How to Navigate Layoffs

Many people are adjusting to the rising inflation and job market fluctuations. Just as many people are navigating the economy, businesses are no different. Countless businesses in the past several months have laid off many workers. Most notably, large companies such as Peloton, Oracle, Gap, Amazon, Twitter, and Meta to name a few. The phrase, “The Great Resignation” was coined during the pandemic. Many workers quit at record rates, and the job market favored employees. Now, things have shifted once again. Layoffs and hiring freezes are the reality across many businesses from the technology industry to large retailers. Business growth is slowing, and labor costs are rising. This isn’t great news.

Though we can’t control or even accurately predict the direction of the economy, we can learn how to navigate layoffs by having a plan in place before it happens. Here are some tips for navigating layoffs before they occur and during.

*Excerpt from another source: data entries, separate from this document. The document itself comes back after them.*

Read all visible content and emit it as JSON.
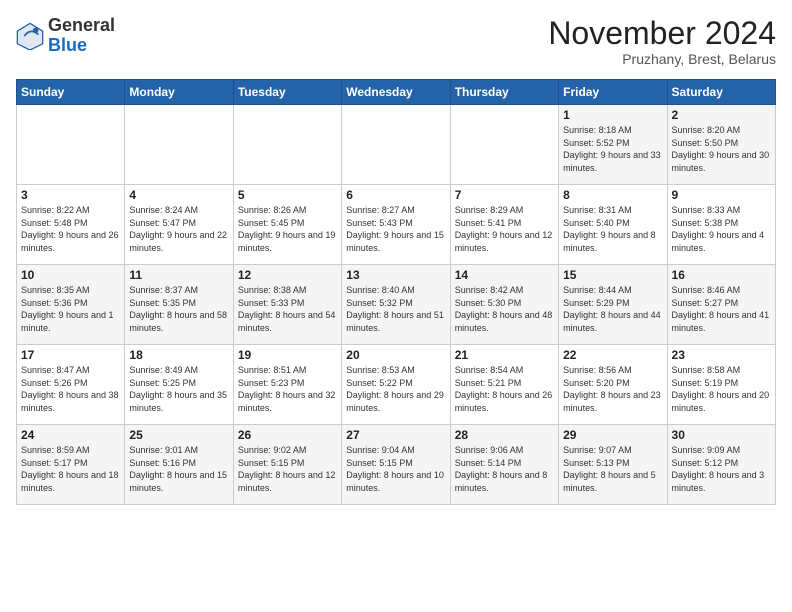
{
  "header": {
    "logo_general": "General",
    "logo_blue": "Blue",
    "month_title": "November 2024",
    "subtitle": "Pruzhany, Brest, Belarus"
  },
  "days_of_week": [
    "Sunday",
    "Monday",
    "Tuesday",
    "Wednesday",
    "Thursday",
    "Friday",
    "Saturday"
  ],
  "weeks": [
    [
      {
        "day": "",
        "info": ""
      },
      {
        "day": "",
        "info": ""
      },
      {
        "day": "",
        "info": ""
      },
      {
        "day": "",
        "info": ""
      },
      {
        "day": "",
        "info": ""
      },
      {
        "day": "1",
        "info": "Sunrise: 8:18 AM\nSunset: 5:52 PM\nDaylight: 9 hours and 33 minutes."
      },
      {
        "day": "2",
        "info": "Sunrise: 8:20 AM\nSunset: 5:50 PM\nDaylight: 9 hours and 30 minutes."
      }
    ],
    [
      {
        "day": "3",
        "info": "Sunrise: 8:22 AM\nSunset: 5:48 PM\nDaylight: 9 hours and 26 minutes."
      },
      {
        "day": "4",
        "info": "Sunrise: 8:24 AM\nSunset: 5:47 PM\nDaylight: 9 hours and 22 minutes."
      },
      {
        "day": "5",
        "info": "Sunrise: 8:26 AM\nSunset: 5:45 PM\nDaylight: 9 hours and 19 minutes."
      },
      {
        "day": "6",
        "info": "Sunrise: 8:27 AM\nSunset: 5:43 PM\nDaylight: 9 hours and 15 minutes."
      },
      {
        "day": "7",
        "info": "Sunrise: 8:29 AM\nSunset: 5:41 PM\nDaylight: 9 hours and 12 minutes."
      },
      {
        "day": "8",
        "info": "Sunrise: 8:31 AM\nSunset: 5:40 PM\nDaylight: 9 hours and 8 minutes."
      },
      {
        "day": "9",
        "info": "Sunrise: 8:33 AM\nSunset: 5:38 PM\nDaylight: 9 hours and 4 minutes."
      }
    ],
    [
      {
        "day": "10",
        "info": "Sunrise: 8:35 AM\nSunset: 5:36 PM\nDaylight: 9 hours and 1 minute."
      },
      {
        "day": "11",
        "info": "Sunrise: 8:37 AM\nSunset: 5:35 PM\nDaylight: 8 hours and 58 minutes."
      },
      {
        "day": "12",
        "info": "Sunrise: 8:38 AM\nSunset: 5:33 PM\nDaylight: 8 hours and 54 minutes."
      },
      {
        "day": "13",
        "info": "Sunrise: 8:40 AM\nSunset: 5:32 PM\nDaylight: 8 hours and 51 minutes."
      },
      {
        "day": "14",
        "info": "Sunrise: 8:42 AM\nSunset: 5:30 PM\nDaylight: 8 hours and 48 minutes."
      },
      {
        "day": "15",
        "info": "Sunrise: 8:44 AM\nSunset: 5:29 PM\nDaylight: 8 hours and 44 minutes."
      },
      {
        "day": "16",
        "info": "Sunrise: 8:46 AM\nSunset: 5:27 PM\nDaylight: 8 hours and 41 minutes."
      }
    ],
    [
      {
        "day": "17",
        "info": "Sunrise: 8:47 AM\nSunset: 5:26 PM\nDaylight: 8 hours and 38 minutes."
      },
      {
        "day": "18",
        "info": "Sunrise: 8:49 AM\nSunset: 5:25 PM\nDaylight: 8 hours and 35 minutes."
      },
      {
        "day": "19",
        "info": "Sunrise: 8:51 AM\nSunset: 5:23 PM\nDaylight: 8 hours and 32 minutes."
      },
      {
        "day": "20",
        "info": "Sunrise: 8:53 AM\nSunset: 5:22 PM\nDaylight: 8 hours and 29 minutes."
      },
      {
        "day": "21",
        "info": "Sunrise: 8:54 AM\nSunset: 5:21 PM\nDaylight: 8 hours and 26 minutes."
      },
      {
        "day": "22",
        "info": "Sunrise: 8:56 AM\nSunset: 5:20 PM\nDaylight: 8 hours and 23 minutes."
      },
      {
        "day": "23",
        "info": "Sunrise: 8:58 AM\nSunset: 5:19 PM\nDaylight: 8 hours and 20 minutes."
      }
    ],
    [
      {
        "day": "24",
        "info": "Sunrise: 8:59 AM\nSunset: 5:17 PM\nDaylight: 8 hours and 18 minutes."
      },
      {
        "day": "25",
        "info": "Sunrise: 9:01 AM\nSunset: 5:16 PM\nDaylight: 8 hours and 15 minutes."
      },
      {
        "day": "26",
        "info": "Sunrise: 9:02 AM\nSunset: 5:15 PM\nDaylight: 8 hours and 12 minutes."
      },
      {
        "day": "27",
        "info": "Sunrise: 9:04 AM\nSunset: 5:15 PM\nDaylight: 8 hours and 10 minutes."
      },
      {
        "day": "28",
        "info": "Sunrise: 9:06 AM\nSunset: 5:14 PM\nDaylight: 8 hours and 8 minutes."
      },
      {
        "day": "29",
        "info": "Sunrise: 9:07 AM\nSunset: 5:13 PM\nDaylight: 8 hours and 5 minutes."
      },
      {
        "day": "30",
        "info": "Sunrise: 9:09 AM\nSunset: 5:12 PM\nDaylight: 8 hours and 3 minutes."
      }
    ]
  ]
}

#1 create an emergency fund

Creating an emergency fund is a great idea for anyone. No matter if you’re single, married, or have 6 kids, this safeguard is helpful for your financial freedom and your peace of mind. Generally, I think that having 3-6 months of savings built up is a great idea. The four areas to pay the most attention to when building this is housing, utilities, transportation, and food. This adds up to a decent chunk of money, and it will likely take a while to save this much money. However, slowly adding money to this fund is one of the best ways to take care of yourself and your family in case you lose your job.

#2 utilize your network

Networking platforms like LinkedIn are great for this. Before you ever need a job or connection, make sure to stay up to date on relationships with people in similar or adjacent fields of work. Keeping connected over the years will help you to call on people if or when you need support. A great place to start is your immediate circle since they can help get you connected and talk you up.

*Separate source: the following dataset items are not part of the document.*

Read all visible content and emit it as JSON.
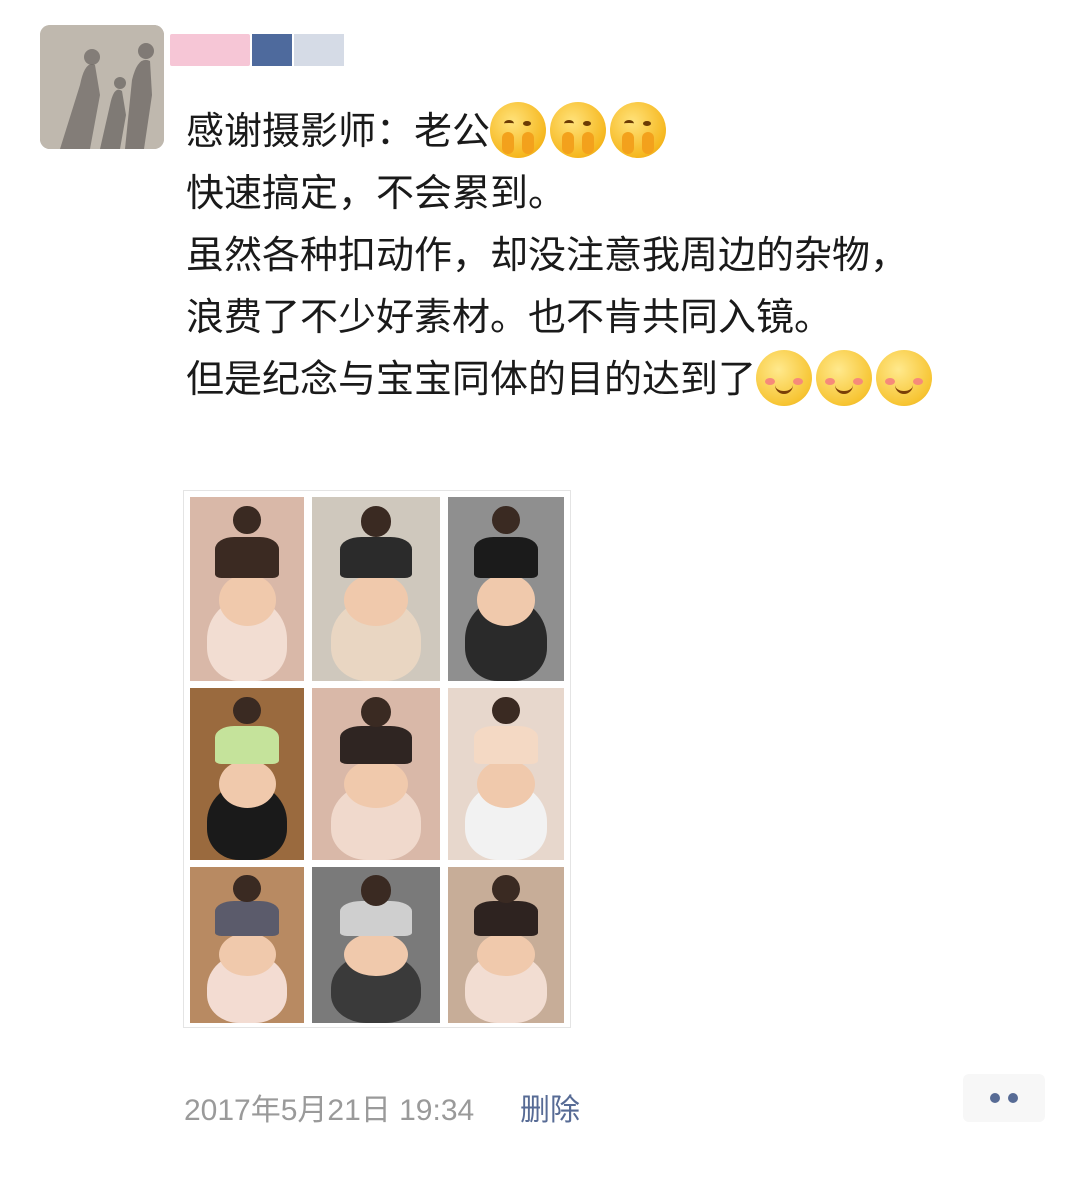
{
  "post": {
    "author_name": "",
    "lines": [
      "感谢摄影师：老公",
      "快速搞定，不会累到。",
      "虽然各种扣动作，却没注意我周边的杂物，",
      "浪费了不少好素材。也不肯共同入镜。",
      "但是纪念与宝宝同体的目的达到了"
    ],
    "line1_emojis": [
      "shy-emoji",
      "shy-emoji",
      "shy-emoji"
    ],
    "line5_emojis": [
      "smile-emoji",
      "smile-emoji",
      "smile-emoji"
    ],
    "timestamp": "2017年5月21日 19:34",
    "delete_label": "删除"
  },
  "photos": [
    {
      "name": "photo-1",
      "bg": "#d9b8a8",
      "top": "#3b2a22",
      "skirt": "#f2ddd2"
    },
    {
      "name": "photo-2",
      "bg": "#cfc8bd",
      "top": "#2b2b2b",
      "skirt": "#e9d6c2"
    },
    {
      "name": "photo-3",
      "bg": "#8f8f8f",
      "top": "#1b1b1b",
      "skirt": "#2a2a2a"
    },
    {
      "name": "photo-4",
      "bg": "#9a6a3e",
      "top": "#c5e39b",
      "skirt": "#1a1a1a"
    },
    {
      "name": "photo-5",
      "bg": "#d9b8a8",
      "top": "#2f2522",
      "skirt": "#f0d9cc"
    },
    {
      "name": "photo-6",
      "bg": "#e7d7cc",
      "top": "#f4d9c4",
      "skirt": "#f2f2f2"
    },
    {
      "name": "photo-7",
      "bg": "#b88a62",
      "top": "#5b5b6b",
      "skirt": "#f3dcd2"
    },
    {
      "name": "photo-8",
      "bg": "#7a7a7a",
      "top": "#cfcfcf",
      "skirt": "#3a3a3a"
    },
    {
      "name": "photo-9",
      "bg": "#c7ad98",
      "top": "#2e2320",
      "skirt": "#f2ddd2"
    }
  ],
  "colors": {
    "link": "#576b95",
    "timestamp": "#9a9a9a",
    "text": "#1a1a1a"
  }
}
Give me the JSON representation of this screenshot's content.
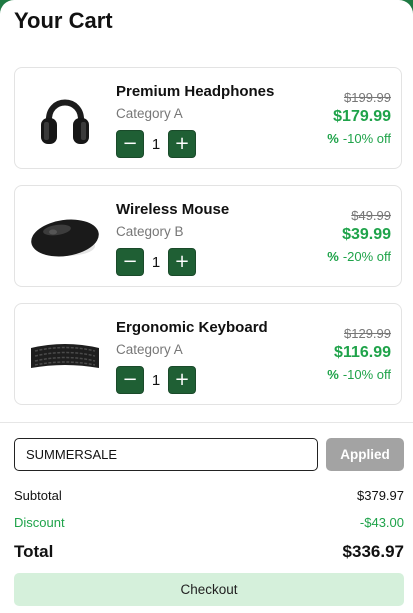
{
  "cart": {
    "title": "Your Cart"
  },
  "items": [
    {
      "name": "Premium Headphones",
      "category": "Category A",
      "quantity": "1",
      "original_price": "$199.99",
      "price": "$179.99",
      "discount_icon": "%",
      "discount_text": "-10% off",
      "image_icon": "headphones-image"
    },
    {
      "name": "Wireless Mouse",
      "category": "Category B",
      "quantity": "1",
      "original_price": "$49.99",
      "price": "$39.99",
      "discount_icon": "%",
      "discount_text": "-20% off",
      "image_icon": "mouse-image"
    },
    {
      "name": "Ergonomic Keyboard",
      "category": "Category A",
      "quantity": "1",
      "original_price": "$129.99",
      "price": "$116.99",
      "discount_icon": "%",
      "discount_text": "-10% off",
      "image_icon": "keyboard-image"
    }
  ],
  "controls": {
    "minus": "−",
    "plus": "+"
  },
  "promo": {
    "value": "SUMMERSALE",
    "button_label": "Applied"
  },
  "summary": {
    "subtotal_label": "Subtotal",
    "subtotal_value": "$379.97",
    "discount_label": "Discount",
    "discount_value": "-$43.00",
    "total_label": "Total",
    "total_value": "$336.97"
  },
  "checkout": {
    "label": "Checkout"
  },
  "colors": {
    "accent": "#1f7a43",
    "button": "#1f5f34",
    "discount_green": "#1fa34a",
    "checkout_bg": "#d5f0db",
    "applied_bg": "#a3a3a3"
  }
}
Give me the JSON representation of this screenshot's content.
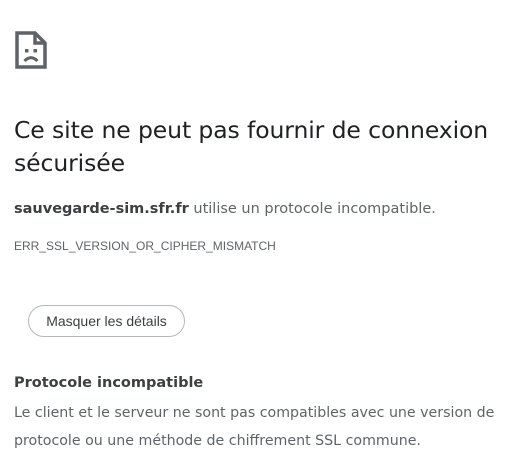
{
  "error_page": {
    "icon": "sad-document-icon",
    "title": "Ce site ne peut pas fournir de connexion sécurisée",
    "summary": {
      "host": "sauvegarde-sim.sfr.fr",
      "text": " utilise un protocole incompatible."
    },
    "error_code": "ERR_SSL_VERSION_OR_CIPHER_MISMATCH",
    "details_button_label": "Masquer les détails",
    "details": {
      "heading": "Protocole incompatible",
      "text": "Le client et le serveur ne sont pas compatibles avec une version de protocole ou une méthode de chiffrement SSL commune."
    }
  },
  "colors": {
    "text_primary": "#202124",
    "text_secondary": "#5f6368",
    "button_border": "#b4b7bb"
  }
}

#3 figure out what benefits you have

Some employers will pay a severance to their employees who have been laid off. This isn’t required, so not everyone laid off receives severance. If you do receive severance, you may be able to ask for it in one check or spaced out over a couple of months. Another benefit to investigate is healthcare. Sometimes, you can stay on your company’s insurance for a while (even if they don’t pay their previous side of the premium) and sometimes it’s best to get a high deductible plan, or government health care. Whichever option you choose, make sure your family is covered. Lastly, file for unemployment benefits while looking for your next opportunity.

#4 tighten your budget

Changing your income due to being laid off requires a change in spending. Hopefully, you have some sort of severance or an emergency fund. Even if you don’t, sit down and create a zero-based budget. This means that you figure out what money you have coming in that month and figure out what your expenses are, and make it equal to zero. If you have “leftover” money, this might go to an emergency fund, retirement account, paying off your house, or prepaying something next month so that you won’t be in a pinch later. Of course, nonessential items will likely be cut this month such as gym memberships and going to the movies.

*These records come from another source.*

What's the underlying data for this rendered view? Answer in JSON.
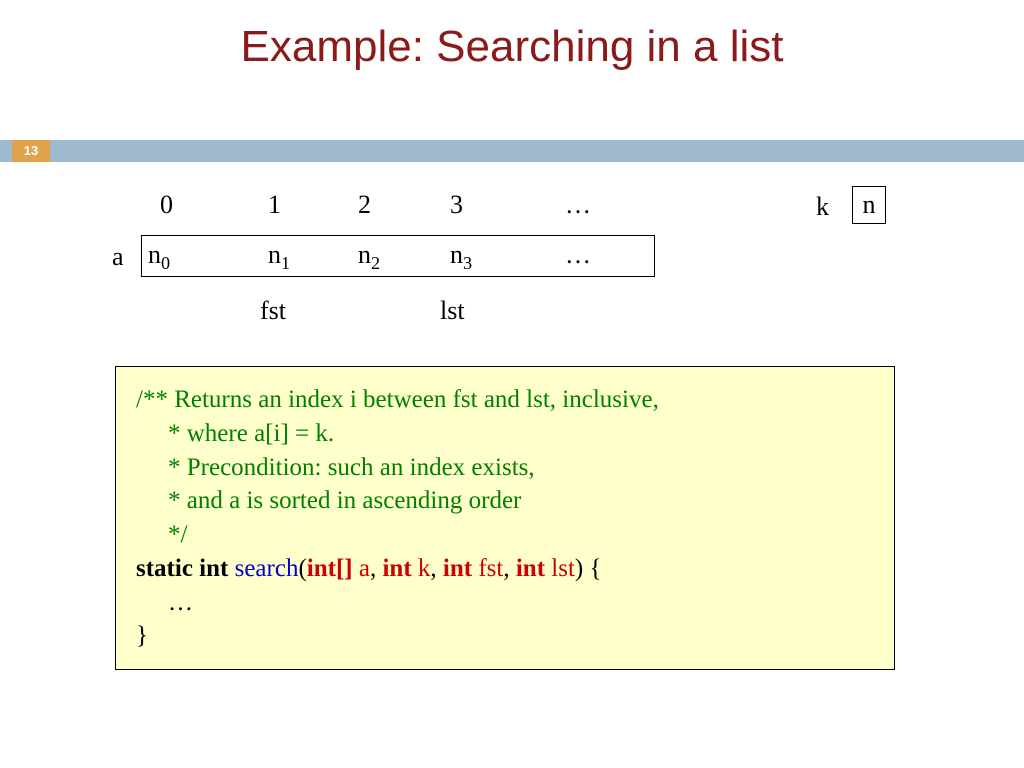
{
  "title": "Example: Searching in a list",
  "page": "13",
  "indices": {
    "i0": "0",
    "i1": "1",
    "i2": "2",
    "i3": "3",
    "dots": "…"
  },
  "array": {
    "label": "a",
    "c0b": "n",
    "c0s": "0",
    "c1b": "n",
    "c1s": "1",
    "c2b": "n",
    "c2s": "2",
    "c3b": "n",
    "c3s": "3",
    "dots": "…"
  },
  "pointers": {
    "fst": "fst",
    "lst": "lst"
  },
  "k": {
    "label": "k",
    "value": "n"
  },
  "code": {
    "c1": "/** Returns an index i between fst and lst, inclusive,",
    "c2": "* where a[i] = k.",
    "c3": "*  Precondition: such an index exists,",
    "c4": "*     and a is sorted in ascending order",
    "c5": "*/",
    "kw": "static int",
    "fn": "search",
    "p_open": "(",
    "t1": "int[]",
    "a1": " a",
    "sep": ", ",
    "t2": "int",
    "a2": " k",
    "t3": "int",
    "a3": " fst",
    "t4": "int",
    "a4": " lst",
    "p_close": ")",
    "brace_open": " {",
    "body": "…",
    "brace_close": "}"
  }
}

#5 explore jobs in high demand

Some fields of work are always in need of more employees. If you can’t get a job in your field for some reason, you may want to explore other options. For example, the medical field and education are always in need of more people. Of course, you may not be a doctor, nurse, or teacher, but many positions are supporting roles and may not even require a degree, or a degree in that field. This won’t last forever, the economy is bound to recover. Make a plan early, and do what it takes to make ends meet.